Based on Samsung's experience in developing previous proprietary platforms on Samsung mobile phones, Samsung can create the new platform and provide opportunities for developers. Samsung bada is also simple for developers to use, meaning it's one of the most developer-friendly environments available, particularly in the area of applications using Web services. Lastly, bada's ground-breaking User Interface (UI) can be transferred into a sophisticated and attractive UI design for developers.

Samsung will be able to expand the range of choices for mobile phone users to enjoy the smartphone experiences. By adopting Samsung bada, users will be able to easily enjoy various applications on their mobile.
Encouraged by Samsung, one analyst predicted that Tizen would make up “half of its portfolio by 2012.”

Instead, (according GSM Arena) only 11 bada models ever shipped — out of more than 3200 models during the past 5 yearsbefore bada was discontinued in favor of Tizen — a merger of bada and the Intel- and Nokia-flavored mobile Linuxes (among others).

Samsung announced its first Tizen phone — the Samsung Z  — June of 2014. A defeatured version of the Galaxy S5, it debuted not in Korea — or North America or Europe — but in Russia, suggesting the company did not think it could compete head to head with the latest Android and iOS phones. In fact, it was even ready for a third world BRIC country: the release was cancelled due to a lack of applications.

At CES this week, Samsung announced that Tizen would jump species — from its viral reservoir in rare smartphones and smartwatches — and become the only OS it uses for its smart TVs. I had three reactions.

First, so what? Yes, as the leading TV vendor Samsung can push out lots of copies of Tizen. But does anyone care what OS is in their VCR, DVR, Blu-ray, TV or home stereo? (I care about the OS in my car stereo — due to cellphone compatibility — but that’s a story for another time.)

Second, Samsung is saying: “let’s ship a platform in a product category where no one cares about app availability.” In other words, it may never win developer support for Tizen — and thus a large assortment of apps — but on TVs, who cares?

Finally, while Tizen frees Samsung from dependence on the evil Google, is shipping Tizen an asset for Samsung — or a liability?

Under the hood, Tizen has a very robust Linux, reflecting bada’s 2011 merger with MeeGo, which in turn built upon years of work by Nokia (with Maemo) and Intel (with its Maemo fork called Moblin). (It also included the failed Linux Mobile standard, LiMo).

However, a robust OS under the hood means nothing if it has a clunky UI. Exhibit A is the Symbian OS with Nokia’s aged S60 UI; Exhibits B-Z are every incarnation of desktop Linux known to mankind.

Which brings me to the dark horse: LG. I hadn’t noticed, but two years ago LG bought webOS, the failed Palm smartphone OS that HP owned for three years before dumping it. This week LG announced it’s using webOS for its own TVs.

Almost six years ago, webOS was a really good smartphone OS. But despite Palm’s efforts to double-down on its modern OS, it wasn’t enough to save the company.
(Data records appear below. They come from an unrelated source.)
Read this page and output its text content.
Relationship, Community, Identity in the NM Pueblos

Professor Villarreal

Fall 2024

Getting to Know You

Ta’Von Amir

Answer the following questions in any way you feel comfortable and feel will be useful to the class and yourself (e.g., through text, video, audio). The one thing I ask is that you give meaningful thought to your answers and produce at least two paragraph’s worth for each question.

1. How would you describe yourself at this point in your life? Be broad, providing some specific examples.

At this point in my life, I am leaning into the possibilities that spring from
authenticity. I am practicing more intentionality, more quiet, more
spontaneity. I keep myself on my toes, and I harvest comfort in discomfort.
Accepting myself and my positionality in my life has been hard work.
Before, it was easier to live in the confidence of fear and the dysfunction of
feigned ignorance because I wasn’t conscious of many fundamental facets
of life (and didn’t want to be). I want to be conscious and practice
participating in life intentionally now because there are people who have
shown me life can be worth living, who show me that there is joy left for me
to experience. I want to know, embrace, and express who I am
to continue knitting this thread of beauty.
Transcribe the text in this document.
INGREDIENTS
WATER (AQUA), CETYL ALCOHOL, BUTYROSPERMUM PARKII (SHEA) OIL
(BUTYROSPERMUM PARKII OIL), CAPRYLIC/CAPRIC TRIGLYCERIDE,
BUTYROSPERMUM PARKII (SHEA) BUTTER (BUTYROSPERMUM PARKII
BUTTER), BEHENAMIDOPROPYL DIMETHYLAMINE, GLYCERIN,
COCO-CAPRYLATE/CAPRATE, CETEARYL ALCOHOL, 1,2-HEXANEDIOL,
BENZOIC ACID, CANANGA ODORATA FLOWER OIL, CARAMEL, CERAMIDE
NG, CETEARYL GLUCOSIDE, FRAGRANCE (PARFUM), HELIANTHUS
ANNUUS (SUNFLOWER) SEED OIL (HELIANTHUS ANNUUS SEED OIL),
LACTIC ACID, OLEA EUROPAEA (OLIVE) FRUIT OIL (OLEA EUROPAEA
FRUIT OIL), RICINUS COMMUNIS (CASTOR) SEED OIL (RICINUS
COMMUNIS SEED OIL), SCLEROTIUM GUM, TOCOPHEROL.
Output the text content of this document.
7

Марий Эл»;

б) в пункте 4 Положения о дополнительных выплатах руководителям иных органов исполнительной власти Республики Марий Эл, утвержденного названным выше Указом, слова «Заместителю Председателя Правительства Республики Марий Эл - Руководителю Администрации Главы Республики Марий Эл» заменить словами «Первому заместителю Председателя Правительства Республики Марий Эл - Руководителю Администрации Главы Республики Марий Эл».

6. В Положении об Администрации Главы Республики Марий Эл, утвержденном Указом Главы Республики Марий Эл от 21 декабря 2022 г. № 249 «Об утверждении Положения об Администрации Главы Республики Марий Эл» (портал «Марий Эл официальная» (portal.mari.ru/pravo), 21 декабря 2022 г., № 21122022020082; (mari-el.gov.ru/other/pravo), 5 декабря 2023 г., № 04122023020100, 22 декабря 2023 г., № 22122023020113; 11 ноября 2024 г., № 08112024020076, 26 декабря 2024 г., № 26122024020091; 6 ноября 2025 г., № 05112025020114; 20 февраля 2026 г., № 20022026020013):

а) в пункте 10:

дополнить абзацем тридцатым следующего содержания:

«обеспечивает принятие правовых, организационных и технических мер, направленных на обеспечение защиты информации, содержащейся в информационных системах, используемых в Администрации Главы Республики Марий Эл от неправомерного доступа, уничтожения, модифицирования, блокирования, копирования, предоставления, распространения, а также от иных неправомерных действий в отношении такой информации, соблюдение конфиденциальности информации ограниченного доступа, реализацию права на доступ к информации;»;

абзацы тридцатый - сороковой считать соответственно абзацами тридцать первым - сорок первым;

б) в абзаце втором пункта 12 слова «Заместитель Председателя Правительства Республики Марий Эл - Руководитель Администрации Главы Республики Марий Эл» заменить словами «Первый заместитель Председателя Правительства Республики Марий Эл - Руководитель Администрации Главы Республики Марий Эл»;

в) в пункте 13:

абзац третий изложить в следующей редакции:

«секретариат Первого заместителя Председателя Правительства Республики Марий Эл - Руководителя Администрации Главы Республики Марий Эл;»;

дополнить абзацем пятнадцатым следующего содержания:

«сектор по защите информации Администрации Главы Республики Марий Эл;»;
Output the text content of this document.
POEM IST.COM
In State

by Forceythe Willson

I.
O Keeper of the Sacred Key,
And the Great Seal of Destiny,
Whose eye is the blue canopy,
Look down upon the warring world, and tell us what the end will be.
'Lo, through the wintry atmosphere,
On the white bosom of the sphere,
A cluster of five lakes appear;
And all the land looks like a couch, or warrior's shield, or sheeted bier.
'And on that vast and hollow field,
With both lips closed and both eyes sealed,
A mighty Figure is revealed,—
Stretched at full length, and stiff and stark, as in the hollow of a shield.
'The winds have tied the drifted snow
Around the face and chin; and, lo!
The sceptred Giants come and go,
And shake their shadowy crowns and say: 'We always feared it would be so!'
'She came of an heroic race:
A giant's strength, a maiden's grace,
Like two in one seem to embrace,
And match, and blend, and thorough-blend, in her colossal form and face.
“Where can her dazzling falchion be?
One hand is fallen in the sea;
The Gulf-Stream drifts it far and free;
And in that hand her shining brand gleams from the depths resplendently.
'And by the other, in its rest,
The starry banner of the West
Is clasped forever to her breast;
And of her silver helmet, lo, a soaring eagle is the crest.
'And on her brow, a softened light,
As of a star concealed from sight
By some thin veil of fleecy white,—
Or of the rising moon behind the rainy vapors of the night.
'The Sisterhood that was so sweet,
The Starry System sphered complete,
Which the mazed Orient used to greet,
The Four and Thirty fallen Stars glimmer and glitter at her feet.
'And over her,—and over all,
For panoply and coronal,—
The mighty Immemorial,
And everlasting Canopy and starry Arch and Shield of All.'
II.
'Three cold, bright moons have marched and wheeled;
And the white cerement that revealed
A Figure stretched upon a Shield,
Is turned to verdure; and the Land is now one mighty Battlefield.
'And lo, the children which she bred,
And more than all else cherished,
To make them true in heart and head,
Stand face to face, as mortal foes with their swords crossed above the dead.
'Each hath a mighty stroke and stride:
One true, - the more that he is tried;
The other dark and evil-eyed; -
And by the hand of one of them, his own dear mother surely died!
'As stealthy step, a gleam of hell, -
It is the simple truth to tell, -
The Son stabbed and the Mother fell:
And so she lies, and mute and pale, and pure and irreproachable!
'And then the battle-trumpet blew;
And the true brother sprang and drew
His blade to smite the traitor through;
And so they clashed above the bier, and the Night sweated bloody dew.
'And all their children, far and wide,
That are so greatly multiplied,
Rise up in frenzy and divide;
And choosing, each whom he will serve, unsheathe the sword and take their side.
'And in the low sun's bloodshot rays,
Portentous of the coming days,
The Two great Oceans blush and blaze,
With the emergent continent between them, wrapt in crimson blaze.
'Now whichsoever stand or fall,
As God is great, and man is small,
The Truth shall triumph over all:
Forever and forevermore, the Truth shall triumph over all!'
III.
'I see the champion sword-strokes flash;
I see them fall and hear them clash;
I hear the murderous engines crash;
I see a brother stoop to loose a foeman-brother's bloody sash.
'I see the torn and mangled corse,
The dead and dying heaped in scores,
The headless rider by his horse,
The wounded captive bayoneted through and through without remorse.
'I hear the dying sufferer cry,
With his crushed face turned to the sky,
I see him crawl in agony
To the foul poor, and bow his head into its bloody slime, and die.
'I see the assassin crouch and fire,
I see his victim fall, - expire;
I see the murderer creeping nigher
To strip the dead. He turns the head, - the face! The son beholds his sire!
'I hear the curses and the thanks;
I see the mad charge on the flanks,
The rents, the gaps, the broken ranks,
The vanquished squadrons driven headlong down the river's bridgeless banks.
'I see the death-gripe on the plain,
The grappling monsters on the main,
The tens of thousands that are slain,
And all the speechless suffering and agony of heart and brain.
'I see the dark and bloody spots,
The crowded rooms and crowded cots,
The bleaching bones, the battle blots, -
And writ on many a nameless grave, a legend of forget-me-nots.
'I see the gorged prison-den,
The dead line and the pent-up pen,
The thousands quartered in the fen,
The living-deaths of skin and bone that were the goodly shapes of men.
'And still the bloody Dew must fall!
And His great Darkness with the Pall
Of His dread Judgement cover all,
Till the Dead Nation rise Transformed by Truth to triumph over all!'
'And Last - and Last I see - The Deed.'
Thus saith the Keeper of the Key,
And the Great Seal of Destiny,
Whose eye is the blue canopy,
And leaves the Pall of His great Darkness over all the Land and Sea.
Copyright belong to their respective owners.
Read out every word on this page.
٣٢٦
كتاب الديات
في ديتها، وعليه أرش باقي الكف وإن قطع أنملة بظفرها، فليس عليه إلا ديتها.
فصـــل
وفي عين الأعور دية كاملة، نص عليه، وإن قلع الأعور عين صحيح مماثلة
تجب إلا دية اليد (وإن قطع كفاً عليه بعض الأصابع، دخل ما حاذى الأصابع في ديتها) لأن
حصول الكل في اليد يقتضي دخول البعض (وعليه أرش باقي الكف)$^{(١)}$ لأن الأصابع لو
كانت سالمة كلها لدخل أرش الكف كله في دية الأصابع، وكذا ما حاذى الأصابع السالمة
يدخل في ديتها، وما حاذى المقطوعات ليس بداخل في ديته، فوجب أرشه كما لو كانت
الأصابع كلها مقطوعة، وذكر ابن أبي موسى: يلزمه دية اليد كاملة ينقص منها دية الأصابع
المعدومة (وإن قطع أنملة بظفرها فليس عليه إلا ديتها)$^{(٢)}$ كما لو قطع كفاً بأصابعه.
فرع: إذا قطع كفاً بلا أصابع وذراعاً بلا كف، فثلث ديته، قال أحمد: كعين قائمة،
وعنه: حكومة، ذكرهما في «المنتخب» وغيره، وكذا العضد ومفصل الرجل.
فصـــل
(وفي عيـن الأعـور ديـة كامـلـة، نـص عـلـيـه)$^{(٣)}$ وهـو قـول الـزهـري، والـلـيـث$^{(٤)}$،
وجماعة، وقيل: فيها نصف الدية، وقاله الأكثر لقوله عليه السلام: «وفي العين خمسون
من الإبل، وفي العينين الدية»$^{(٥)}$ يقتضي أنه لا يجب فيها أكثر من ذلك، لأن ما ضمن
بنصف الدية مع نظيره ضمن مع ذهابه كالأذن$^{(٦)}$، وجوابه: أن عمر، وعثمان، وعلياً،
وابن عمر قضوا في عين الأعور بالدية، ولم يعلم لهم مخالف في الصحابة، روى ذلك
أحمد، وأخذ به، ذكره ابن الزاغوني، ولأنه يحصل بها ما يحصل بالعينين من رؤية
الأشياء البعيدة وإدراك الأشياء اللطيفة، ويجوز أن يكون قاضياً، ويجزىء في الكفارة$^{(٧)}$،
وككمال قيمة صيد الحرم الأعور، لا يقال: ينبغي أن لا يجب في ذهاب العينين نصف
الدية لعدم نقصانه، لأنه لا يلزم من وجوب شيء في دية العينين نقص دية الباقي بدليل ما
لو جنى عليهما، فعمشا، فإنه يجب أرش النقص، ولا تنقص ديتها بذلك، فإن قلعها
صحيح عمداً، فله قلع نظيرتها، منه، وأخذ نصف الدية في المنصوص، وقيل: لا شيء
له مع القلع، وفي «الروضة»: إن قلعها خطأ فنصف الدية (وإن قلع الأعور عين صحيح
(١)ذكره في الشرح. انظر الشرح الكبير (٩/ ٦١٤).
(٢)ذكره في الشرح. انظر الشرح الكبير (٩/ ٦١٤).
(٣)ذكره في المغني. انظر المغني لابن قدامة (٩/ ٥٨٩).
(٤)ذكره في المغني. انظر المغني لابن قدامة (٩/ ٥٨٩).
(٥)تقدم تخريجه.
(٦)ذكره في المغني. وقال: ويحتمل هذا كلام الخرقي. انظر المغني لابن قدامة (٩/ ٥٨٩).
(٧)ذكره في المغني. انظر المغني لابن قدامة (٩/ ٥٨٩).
Now, webOS has a $100+ billion/year company behind it — and unlike with OS — a large volume of shipping products where it can run.

With a product strategy that usually consists of copying Samsung — much like Panasonic copied all its Japanese rivals — LG is rarely thought of as an innovative company. But here, instead of copying Samsung by developing its own lousy embedded OS, it bought a good one.

Again, will it matter? Will the TV OS matter more than screen size, brightness or — most importantly for a commodity product — price? As a former software guy, I want software to matter in providing differentiation. But I’m not going to bet even one dollar of our youngest’s college fund on it.